Distribution, Habitat, Phenology
D. hartmeyerorum is hitherto only known from the type locality. Similar plants have been depicted in the literature (e.g. by Mann, 1997) but the distinctive yellow emergences at the leaf base are not discernible on this illustration. The species may be more widespread, and an examination of herbarium material previously identified as D. indica may reveal a more accurate picture of the actual distribution of D. hartmeyerorum. The material investigated thus far (from Africa, Madagascar, India, Sri Lanka, China, Japan, and Australia) by the author did not reveal additional localities.
D. hartmeyerorum grows in wet Pandanus savannas in lateritic sands (i.e. an iron-rich, tropical sand substrate) marked by high humidity (but usually not submerged in water) and high temperatures throughout the year. The plants are supposedly annual in situ (like D. indica) but their ability to survive into a second growth period has not been investigated in the field.
The new species is named to honour the efforts of Siegfried and Irmgard Hartmeyer who discovered and documented it on video tape in 1995. They returned to the type locality in 2001 to make further field observations (Hartmeyer & Hartmeyer, 2001).
I wish to express my sincere gratitude to S. & I. Hartmeyer, who freely supplied all data and material required for the formal description of D. hartmeyerorum. The possibility to study the copious Drosera material at the herbaria B, K, L, M, P, and TUB is acknowledged with many thanks to the respective directors and curators.

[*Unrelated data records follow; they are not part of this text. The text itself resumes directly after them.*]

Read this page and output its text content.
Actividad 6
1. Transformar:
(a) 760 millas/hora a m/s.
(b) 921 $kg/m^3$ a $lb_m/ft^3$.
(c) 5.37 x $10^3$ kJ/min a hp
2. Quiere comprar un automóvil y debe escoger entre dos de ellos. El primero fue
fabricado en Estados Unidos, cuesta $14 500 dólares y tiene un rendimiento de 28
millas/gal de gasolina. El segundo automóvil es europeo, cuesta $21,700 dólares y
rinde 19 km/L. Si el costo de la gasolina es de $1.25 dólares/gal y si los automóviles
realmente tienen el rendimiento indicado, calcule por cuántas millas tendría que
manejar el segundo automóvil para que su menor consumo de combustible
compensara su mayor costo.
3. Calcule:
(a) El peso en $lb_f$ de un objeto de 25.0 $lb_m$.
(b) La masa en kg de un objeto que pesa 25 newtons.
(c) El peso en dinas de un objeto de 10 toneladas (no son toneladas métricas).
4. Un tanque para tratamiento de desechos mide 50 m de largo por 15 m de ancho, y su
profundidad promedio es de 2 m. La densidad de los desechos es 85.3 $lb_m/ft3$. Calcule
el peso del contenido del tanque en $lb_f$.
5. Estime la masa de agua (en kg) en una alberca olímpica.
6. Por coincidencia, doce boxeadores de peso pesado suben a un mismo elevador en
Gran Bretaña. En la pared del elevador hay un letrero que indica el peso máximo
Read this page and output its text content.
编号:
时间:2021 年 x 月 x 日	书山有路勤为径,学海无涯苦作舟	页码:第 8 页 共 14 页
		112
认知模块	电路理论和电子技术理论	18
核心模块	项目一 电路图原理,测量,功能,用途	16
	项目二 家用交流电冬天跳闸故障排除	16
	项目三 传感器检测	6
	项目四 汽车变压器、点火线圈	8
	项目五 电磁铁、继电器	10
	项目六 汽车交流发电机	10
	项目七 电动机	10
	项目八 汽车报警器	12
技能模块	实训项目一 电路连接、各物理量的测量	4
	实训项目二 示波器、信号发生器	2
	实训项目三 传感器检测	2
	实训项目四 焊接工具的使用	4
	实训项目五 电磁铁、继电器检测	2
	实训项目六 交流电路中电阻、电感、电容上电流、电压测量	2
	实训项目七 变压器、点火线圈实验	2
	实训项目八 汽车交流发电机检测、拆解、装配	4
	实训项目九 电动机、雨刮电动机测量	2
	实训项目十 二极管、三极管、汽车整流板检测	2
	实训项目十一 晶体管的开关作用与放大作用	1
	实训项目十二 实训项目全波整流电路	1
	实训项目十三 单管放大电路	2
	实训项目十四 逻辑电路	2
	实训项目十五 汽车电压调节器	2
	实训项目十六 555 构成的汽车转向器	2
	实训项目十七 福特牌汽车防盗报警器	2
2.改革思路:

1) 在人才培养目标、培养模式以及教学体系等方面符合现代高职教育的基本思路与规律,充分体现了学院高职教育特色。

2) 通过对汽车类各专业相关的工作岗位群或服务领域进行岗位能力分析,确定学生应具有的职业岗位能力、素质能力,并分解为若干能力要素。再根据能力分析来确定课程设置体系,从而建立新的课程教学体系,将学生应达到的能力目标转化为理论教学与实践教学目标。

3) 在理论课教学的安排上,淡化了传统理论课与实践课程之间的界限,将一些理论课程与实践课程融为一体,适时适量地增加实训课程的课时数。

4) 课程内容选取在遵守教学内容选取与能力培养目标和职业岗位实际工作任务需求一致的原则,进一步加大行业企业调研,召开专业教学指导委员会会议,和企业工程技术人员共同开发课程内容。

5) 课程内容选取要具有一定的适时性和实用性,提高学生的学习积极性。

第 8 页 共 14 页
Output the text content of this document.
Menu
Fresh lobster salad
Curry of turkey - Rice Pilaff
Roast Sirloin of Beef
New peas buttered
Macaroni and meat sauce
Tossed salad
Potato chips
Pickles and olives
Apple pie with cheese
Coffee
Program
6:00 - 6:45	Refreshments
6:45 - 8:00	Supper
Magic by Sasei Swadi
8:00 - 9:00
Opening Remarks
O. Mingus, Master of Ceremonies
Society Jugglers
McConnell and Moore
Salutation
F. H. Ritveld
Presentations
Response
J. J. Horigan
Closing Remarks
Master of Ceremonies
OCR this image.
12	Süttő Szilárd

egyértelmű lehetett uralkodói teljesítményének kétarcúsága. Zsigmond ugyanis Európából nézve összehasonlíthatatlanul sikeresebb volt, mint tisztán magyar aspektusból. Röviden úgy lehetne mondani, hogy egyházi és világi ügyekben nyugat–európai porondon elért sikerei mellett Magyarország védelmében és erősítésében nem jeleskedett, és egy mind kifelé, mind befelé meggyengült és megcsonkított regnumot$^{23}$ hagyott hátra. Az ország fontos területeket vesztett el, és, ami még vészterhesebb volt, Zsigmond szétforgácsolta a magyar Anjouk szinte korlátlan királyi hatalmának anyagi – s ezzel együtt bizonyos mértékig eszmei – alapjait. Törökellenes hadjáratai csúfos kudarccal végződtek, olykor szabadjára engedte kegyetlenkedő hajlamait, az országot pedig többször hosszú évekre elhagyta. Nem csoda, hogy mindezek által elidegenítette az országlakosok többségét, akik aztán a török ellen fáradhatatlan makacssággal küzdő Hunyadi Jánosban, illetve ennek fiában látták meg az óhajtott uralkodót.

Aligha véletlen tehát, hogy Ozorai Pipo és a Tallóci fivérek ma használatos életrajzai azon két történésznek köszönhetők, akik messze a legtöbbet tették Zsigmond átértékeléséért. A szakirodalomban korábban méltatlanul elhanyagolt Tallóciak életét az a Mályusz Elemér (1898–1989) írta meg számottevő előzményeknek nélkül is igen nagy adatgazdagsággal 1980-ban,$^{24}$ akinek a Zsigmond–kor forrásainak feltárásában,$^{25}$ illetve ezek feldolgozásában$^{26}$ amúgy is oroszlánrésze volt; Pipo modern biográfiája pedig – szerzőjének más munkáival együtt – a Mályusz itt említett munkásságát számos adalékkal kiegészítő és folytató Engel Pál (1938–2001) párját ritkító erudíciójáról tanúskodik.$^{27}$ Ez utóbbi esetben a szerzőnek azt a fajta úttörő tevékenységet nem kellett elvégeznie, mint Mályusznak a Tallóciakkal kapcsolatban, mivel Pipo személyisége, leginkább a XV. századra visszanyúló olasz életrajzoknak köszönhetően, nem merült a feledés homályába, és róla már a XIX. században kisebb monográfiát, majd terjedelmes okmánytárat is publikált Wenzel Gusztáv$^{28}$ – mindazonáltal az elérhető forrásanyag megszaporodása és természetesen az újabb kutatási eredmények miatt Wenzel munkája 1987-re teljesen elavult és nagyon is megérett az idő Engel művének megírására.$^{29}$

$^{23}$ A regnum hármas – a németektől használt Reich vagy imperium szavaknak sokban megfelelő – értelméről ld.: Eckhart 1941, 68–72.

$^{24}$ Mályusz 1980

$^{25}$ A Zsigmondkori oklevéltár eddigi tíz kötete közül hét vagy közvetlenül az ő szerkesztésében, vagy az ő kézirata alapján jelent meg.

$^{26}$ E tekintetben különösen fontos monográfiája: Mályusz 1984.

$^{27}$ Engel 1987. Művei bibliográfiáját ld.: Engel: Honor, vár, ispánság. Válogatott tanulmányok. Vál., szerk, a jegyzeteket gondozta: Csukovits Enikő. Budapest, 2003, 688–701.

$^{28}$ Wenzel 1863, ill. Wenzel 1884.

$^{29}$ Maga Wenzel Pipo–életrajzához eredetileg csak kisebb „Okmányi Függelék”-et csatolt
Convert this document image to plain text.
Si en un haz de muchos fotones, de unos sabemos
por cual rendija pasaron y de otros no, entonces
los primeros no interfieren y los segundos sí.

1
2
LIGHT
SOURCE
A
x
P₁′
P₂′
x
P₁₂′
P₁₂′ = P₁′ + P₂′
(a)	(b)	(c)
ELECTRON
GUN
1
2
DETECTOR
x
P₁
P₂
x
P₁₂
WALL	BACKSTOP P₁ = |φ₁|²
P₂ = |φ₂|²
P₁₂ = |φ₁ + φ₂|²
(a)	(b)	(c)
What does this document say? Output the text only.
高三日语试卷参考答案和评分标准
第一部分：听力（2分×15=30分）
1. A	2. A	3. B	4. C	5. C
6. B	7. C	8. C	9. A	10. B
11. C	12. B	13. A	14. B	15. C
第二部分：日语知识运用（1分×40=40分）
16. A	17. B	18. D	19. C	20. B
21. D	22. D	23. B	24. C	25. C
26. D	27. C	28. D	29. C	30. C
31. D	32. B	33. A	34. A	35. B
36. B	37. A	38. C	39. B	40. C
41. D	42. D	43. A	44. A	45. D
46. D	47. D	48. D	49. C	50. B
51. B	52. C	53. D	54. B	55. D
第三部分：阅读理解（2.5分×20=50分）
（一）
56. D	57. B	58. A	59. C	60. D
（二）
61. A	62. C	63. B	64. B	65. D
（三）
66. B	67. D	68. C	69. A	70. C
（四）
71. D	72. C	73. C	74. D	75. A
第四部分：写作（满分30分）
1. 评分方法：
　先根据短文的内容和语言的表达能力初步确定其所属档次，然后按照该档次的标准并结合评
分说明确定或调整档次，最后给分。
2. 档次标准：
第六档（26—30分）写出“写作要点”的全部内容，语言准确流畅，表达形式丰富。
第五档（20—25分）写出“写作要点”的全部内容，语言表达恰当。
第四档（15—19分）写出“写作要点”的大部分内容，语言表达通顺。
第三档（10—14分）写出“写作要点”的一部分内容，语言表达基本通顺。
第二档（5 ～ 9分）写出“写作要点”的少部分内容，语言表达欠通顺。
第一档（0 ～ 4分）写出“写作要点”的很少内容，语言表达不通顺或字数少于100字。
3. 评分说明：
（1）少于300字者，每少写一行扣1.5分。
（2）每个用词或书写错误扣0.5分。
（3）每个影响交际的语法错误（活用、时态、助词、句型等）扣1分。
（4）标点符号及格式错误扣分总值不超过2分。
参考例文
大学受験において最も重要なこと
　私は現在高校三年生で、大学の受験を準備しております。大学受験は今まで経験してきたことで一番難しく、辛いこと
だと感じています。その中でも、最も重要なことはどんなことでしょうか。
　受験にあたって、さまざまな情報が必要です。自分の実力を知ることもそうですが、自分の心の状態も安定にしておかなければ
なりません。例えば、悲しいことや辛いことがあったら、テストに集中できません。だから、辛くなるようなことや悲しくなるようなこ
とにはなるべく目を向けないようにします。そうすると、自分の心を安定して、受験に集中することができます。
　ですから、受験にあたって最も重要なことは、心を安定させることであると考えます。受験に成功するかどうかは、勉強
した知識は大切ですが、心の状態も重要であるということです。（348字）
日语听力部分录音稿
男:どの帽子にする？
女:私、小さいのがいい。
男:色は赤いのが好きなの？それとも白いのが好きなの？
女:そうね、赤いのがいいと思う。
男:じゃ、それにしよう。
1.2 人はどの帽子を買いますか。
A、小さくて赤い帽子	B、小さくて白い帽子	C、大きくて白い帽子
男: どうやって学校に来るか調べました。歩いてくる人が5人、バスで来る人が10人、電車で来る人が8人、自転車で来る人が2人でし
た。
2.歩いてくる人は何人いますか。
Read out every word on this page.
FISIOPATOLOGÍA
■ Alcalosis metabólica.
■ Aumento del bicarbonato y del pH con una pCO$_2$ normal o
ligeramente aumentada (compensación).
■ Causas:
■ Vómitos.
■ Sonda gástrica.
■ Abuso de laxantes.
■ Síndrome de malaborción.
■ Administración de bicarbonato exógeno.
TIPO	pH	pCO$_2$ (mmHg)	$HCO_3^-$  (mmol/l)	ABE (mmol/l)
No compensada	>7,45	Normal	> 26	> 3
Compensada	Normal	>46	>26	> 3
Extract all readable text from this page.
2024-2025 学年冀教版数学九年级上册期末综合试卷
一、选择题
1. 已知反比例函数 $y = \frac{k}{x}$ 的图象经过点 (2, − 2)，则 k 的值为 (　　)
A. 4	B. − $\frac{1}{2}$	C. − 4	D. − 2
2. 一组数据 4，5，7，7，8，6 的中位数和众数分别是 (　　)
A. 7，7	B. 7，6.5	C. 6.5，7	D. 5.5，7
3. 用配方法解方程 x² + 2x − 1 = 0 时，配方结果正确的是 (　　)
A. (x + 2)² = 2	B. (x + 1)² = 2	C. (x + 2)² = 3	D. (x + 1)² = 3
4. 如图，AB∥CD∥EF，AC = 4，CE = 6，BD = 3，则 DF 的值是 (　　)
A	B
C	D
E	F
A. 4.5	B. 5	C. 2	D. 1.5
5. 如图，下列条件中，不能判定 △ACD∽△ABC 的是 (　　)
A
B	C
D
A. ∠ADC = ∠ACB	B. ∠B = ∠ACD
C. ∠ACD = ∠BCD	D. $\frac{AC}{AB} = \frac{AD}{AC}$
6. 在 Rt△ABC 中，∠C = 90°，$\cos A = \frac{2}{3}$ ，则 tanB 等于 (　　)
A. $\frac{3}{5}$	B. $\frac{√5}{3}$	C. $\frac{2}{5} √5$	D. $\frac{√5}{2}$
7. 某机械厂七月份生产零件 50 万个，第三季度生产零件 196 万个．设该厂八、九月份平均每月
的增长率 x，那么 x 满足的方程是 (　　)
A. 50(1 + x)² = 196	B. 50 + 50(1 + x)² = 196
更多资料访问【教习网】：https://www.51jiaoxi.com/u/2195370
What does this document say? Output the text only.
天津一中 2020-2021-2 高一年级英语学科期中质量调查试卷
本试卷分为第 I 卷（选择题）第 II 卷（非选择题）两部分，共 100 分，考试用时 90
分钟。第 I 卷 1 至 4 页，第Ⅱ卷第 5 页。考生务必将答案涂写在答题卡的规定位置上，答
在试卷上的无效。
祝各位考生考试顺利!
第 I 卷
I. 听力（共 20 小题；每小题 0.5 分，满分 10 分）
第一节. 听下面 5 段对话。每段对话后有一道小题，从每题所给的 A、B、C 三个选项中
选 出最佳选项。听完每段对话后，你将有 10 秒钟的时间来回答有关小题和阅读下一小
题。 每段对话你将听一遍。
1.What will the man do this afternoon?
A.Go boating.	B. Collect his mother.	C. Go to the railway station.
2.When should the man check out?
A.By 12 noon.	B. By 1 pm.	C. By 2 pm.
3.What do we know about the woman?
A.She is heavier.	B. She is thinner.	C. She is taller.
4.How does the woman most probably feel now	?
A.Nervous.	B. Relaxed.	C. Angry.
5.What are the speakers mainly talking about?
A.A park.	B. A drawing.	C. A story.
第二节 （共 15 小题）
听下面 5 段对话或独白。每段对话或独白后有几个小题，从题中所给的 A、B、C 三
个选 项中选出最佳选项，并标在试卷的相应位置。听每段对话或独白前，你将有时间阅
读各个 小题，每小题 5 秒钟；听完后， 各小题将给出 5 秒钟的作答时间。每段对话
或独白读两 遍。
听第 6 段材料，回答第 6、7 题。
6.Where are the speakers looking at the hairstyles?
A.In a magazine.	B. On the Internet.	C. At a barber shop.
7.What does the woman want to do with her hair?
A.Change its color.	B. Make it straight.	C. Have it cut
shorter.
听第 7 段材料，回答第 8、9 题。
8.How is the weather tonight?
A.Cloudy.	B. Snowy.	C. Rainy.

Hartmeyer, S. & Hartmeyer, I. 2001. Carniv. Pl. Newslett. 30:4, 107-110.
Mann, P. 1997. Front cover illustration, Carniv. Pl. Newslett. 26:2, 29.
Schlauer, J. 1996. A Dichotomous Key to the Genus Drosera L. (Droseraceae),
Carniv. Pl. Newslett. 25:3, 67-88.
Schlauer, J. 2000. Global Carnivorous Plant Diversity, Carniv. Pl. Newslett. 29:3, 75-82.